Ordem quer salários dos médicos equiparados aos dos magistrados ou professores universitários
Novo relatório da carreira médica propõe que esta seja considerada profissão de risco e de desgaste rápido e que se avance com um novo serviço médico à periferia.
A Ordem dos Médicos (OM) recomenda que a remuneração de base na nova grelha salarial que está “a ser negociada com os sindicatos” tenha “como referência a carreira dos magistrados ou dos professores universitários”. “Os salários justos, de acordo com o tempo de formação no ensino superior e a sublime responsabilidade médica, são essenciais para dignificar e respeitar a profissão de médico”, justifica no novo relatório da carreira médica onde esta proposta surge no meio de dezenas de outras recomendações. O bastonário Miguel Guimarães entregou esta quarta-feira o documento ao ministro Manuel Pizarro.
Em Junho do ano passado, o bastonário já tinha adiantado que a proposta de alteração da carreira médica sugeria a equiparação à carreira dos magistrados.
No extenso relatório propõe-se também que a profissão de médico seja considerada profissão de risco e de desgaste rápido e que se avance com um novo serviço médico à periferia, como o que levou profissionais para o interior do país entre 1974 e 1982. A reactivação do regime de dedicação exclusiva no Serviço Nacional de Saúde (SNS) e o alargamento da carreira médica aos sectores privado e social são outras das propostas, só para citar algumas das elencadas neste documento que resultou das contribuições de “milhares de médicos” que participaram em grupos de trabalho, e em reuniões e em inquéritos realizados nos últimos anos.
Relativamente aos incentivos para os médicos que optem trabalhar em zonas carenciadas, a OM enfatiza que “é preciso agir já e implementar medidas globais que incluam a família, a educação, a habitação, o trabalho da família, a redução de impostos, o apoio à formação e investigação, um salário reforçado, progressão na carreira mais fácil e outras medidas de âmbito regional e local”.

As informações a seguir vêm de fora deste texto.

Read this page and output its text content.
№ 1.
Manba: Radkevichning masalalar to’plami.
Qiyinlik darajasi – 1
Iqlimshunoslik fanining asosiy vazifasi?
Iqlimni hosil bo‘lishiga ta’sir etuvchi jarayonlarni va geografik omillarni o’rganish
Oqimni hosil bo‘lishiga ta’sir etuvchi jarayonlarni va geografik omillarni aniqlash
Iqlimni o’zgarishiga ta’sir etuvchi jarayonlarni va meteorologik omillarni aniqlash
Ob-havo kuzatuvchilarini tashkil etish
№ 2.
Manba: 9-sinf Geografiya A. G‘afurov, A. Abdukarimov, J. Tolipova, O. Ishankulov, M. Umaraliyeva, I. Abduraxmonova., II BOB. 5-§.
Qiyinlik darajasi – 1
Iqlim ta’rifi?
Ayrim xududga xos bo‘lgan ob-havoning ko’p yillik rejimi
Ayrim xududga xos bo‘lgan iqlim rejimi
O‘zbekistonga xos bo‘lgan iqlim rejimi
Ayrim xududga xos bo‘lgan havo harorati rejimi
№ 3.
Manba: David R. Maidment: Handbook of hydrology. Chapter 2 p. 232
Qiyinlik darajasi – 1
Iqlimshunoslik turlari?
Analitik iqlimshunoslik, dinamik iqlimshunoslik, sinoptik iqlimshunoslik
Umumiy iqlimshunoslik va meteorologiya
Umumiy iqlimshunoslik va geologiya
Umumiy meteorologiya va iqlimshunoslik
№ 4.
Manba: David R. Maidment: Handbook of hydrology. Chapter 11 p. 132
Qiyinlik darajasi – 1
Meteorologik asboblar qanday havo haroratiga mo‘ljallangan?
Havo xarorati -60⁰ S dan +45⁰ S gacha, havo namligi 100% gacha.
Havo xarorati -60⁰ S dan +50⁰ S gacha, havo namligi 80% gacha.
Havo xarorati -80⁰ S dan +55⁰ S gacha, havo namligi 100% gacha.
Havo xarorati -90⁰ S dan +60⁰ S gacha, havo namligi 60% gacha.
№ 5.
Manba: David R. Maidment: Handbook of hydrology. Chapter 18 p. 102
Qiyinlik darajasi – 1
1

São medidas necessárias para devolver “a motivação e confiança” aos médicos, justifica a Ordem dos Médicos, que preconiza ainda a realização de concursos públicos bianuais para as várias categorias, devendo todos os médicos poder atingir o topo da carreira, além de um regime de trabalho flexível, prevendo que uma parte do horário seja para investigação.
A OM sugere também que seja criada uma linha verde de apoio a médicos e profissionais de saúde para prevenção e tratamento de "burnout [exaustão profissional], sofrimento ético e violência física e psíquica".
Reforma hospitalar
Salienta, por outro lado, a necessidade de uma reforma hospitalar, incluindo uma nova gestão das unidades de saúde “que integre algumas regras do sector privado” e destaca a premência de uma reforma da urgência e emergência médica, que passe pela “implementação de uma campanha nacional” para “educar os cidadãos na utilização” dos serviços.
Outra prioridade é a aceleração da reforma dos cuidados de saúde primários, recorrendo-se, “transitoriamente ou não, à possibilidade de usar USF [unidades de saúde familiar] de modelo C”, refere a ordem, que sugere igualmente a criação de um modelo de convenção com médicos, cooperativas de médicos e de outros profissionais de saúde para “complementar insuficiências do SNS”.
Reclamando que se faça uma avaliação das "lições aprendidas com a pandemia da covid-19", de maneira a perceber o que falta para "tornar a capacidade de resposta global mais eficiente e mais próxima dos cidadãos", a OM defende igualmente que se comece a preparar o sistema de saúde para 2040, tendo em conta a rapidez da evolução da medicina e os anos que são necessários para formar um especialista.
Destaca, por outro lado, os “grandes desafios que se colocam hoje ao sistema de saúde como um todo” - como os custos dos cuidados de saúde, o envelhecimento da população e a baixa taxa de natalidade, entre outros - para defender a aposta “num instituto público nacional” para a promoção da saúde e a prevenção da doença.
Algumas destas propostas "podem avançar rapidamente, sustenta Miguel Guimarães, argumentando que várias recomendações elencadas no relatório “não implicam investimento, mas uma forma diferente de organizar e gerir as coisas". "Pareceu-me que, na quase totalidade daquilo que lhe falei, o senhor ministro está de acordo e até ficou particularmente interessado em algumas medidas apresentadas", disse à Lusa.
"Todas as medidas que estão definidas neste relatório, e muitas delas são verdadeiramente inovadoras, são importantes para reforçar a capacidade de resposta do SNS, fazer com que mais médicos optem por ficar a trabalhar no SNS”, enfatizou.
O relatório inclui dados de um inquérito realizado em 2021 que indicam que a maior parte dos 6755 inquiridos trabalha no SNS (63%), mas, neste universo, 57% opta por acumular nos sectores privado e social.